Chapter 7 and Chapter 13
Chapter 7 bankruptcy involves liquidating all nonexempt assets in order to repay debts. Repayment typically takes three to six months. In contrast, Chapter 13 bankruptcy involves a three- to five-year repayment plan that allows the debtor to keep his property.
Qualifying for Chapter 7
To qualify for Chapter 7 bankruptcy, a person must pass a means test, which can vary from state to state. In general, the means test involves recording all income earned six months prior to the month bankruptcy was filed. If the total amount is under the median income for a household of the same size in the state, he qualifies for Chapter 7. If a debtor's income is solely from Social Security benefits, he will most likely qualify for Chapter 7 bankruptcy.

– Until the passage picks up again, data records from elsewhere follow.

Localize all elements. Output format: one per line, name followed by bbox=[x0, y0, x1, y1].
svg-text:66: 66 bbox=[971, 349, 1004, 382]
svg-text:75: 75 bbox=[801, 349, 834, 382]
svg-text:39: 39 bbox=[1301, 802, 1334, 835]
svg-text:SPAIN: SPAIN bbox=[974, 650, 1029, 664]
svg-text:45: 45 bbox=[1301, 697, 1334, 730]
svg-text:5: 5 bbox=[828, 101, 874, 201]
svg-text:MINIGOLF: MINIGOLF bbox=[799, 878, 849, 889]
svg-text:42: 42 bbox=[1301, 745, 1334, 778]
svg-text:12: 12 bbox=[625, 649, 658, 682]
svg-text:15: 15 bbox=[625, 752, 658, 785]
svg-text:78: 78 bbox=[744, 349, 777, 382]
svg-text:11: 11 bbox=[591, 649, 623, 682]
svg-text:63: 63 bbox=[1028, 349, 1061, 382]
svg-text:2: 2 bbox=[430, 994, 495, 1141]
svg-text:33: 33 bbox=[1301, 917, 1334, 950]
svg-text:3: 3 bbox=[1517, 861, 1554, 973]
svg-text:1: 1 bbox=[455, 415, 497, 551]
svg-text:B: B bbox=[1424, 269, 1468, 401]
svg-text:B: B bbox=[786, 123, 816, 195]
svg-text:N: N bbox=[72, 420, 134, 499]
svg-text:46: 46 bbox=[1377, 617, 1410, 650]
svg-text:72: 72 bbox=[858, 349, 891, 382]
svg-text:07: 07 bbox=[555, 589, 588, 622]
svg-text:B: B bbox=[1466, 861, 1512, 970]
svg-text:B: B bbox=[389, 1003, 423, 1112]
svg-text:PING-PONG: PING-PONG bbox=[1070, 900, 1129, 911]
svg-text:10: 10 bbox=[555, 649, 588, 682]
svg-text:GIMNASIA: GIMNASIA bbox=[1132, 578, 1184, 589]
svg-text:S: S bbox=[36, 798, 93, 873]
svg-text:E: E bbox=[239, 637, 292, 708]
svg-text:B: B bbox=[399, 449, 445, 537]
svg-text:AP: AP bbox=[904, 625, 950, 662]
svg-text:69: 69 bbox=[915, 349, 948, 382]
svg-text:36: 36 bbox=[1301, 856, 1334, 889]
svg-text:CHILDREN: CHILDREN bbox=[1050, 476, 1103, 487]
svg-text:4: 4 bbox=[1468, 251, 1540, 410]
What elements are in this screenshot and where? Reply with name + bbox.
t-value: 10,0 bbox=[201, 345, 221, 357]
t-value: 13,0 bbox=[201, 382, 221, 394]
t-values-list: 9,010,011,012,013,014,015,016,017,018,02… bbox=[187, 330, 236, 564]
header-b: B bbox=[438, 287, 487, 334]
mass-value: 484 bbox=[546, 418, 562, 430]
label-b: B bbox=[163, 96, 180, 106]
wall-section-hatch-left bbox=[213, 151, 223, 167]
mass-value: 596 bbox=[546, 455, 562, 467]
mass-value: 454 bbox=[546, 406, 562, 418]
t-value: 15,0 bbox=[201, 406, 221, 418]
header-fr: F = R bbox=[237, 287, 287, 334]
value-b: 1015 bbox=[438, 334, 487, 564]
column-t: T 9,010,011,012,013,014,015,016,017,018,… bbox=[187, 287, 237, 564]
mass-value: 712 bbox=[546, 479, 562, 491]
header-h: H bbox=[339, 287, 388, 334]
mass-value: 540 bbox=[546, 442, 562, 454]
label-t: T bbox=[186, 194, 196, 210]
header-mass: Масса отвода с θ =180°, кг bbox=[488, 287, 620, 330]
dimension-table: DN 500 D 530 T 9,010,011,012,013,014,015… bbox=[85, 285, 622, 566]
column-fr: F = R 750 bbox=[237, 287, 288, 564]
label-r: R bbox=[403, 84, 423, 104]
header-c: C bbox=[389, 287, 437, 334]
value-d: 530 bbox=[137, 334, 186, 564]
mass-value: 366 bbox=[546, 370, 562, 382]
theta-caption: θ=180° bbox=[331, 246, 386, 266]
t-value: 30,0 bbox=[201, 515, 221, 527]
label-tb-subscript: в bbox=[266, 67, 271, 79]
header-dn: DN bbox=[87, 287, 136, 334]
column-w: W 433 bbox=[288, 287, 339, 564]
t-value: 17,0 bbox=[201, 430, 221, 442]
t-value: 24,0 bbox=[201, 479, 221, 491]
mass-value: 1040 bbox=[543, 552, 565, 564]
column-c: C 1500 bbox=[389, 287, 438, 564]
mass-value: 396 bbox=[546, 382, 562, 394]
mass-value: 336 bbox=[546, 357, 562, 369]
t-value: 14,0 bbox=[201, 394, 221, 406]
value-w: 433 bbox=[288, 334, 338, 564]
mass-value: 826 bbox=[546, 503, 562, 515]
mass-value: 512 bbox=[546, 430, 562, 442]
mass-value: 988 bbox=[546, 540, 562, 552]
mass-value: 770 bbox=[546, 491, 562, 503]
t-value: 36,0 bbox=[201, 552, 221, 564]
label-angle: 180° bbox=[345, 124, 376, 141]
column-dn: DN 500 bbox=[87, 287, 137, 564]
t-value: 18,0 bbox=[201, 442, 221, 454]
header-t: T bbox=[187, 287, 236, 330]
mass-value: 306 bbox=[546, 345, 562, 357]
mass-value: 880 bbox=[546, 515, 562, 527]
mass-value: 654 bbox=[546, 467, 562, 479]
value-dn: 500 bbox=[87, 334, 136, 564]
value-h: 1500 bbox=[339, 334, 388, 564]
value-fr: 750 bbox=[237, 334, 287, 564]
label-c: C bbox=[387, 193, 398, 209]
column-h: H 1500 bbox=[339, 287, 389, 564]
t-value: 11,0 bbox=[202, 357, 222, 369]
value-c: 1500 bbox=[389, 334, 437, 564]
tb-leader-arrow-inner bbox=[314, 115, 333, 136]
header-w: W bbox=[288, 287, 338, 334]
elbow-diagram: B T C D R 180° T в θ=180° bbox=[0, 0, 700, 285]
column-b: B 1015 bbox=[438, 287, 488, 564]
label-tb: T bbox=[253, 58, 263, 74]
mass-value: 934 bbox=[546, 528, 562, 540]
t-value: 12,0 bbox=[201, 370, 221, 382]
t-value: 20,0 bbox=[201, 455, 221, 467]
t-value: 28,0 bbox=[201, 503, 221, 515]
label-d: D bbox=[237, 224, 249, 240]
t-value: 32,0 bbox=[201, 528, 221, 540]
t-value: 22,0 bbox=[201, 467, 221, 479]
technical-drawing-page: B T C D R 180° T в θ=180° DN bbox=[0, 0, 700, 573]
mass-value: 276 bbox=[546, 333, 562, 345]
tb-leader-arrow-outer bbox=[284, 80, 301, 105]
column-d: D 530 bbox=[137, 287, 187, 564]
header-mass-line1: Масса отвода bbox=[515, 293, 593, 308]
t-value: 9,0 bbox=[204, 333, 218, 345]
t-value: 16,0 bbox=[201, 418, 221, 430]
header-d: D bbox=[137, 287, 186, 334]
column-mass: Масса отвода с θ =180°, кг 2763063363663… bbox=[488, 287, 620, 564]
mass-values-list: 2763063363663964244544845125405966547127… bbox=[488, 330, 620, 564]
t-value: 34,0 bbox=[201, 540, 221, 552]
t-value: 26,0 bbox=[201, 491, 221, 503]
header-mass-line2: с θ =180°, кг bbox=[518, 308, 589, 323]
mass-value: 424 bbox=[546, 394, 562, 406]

If he receives certain types of disability in addition to a salary, the disability payments are unlikely to be included as part of his income for the means test.
Chapter 7 Exemptions
A Chapter 7 bankruptcy is a liquidation of assets. If the person filing bankruptcy owns property or other assets, he may have to surrender these items in order to help discharge his debt. However, every state allows for certain exemptions that protect a person's assets from being liquidated in bankruptcy. In many states, Social Security payments -- including disability benefits -- qualify for an exemption. However, exemptions vary from state to state.
Chapter 13 Repayment Plan
Chapter 13 bankruptcy is a court-approved repayment plan covering a three- to five-year period that allows a person to retain property. The repayment plan is based on what the bankruptcy filer owes and his income. Disability income is factored into the repayment plan, but only after accounting for monthly expenses. If someone who filed bankruptcy is only receiving disability, these payments may not be enough to pay off his debt. Thus, in those cases, Chapter 7 might be preferable. Because each person's situation is unique, it is important to seek the advice of an attorney when deciding between Chapter 7 and Chapter 13 bankruptcy.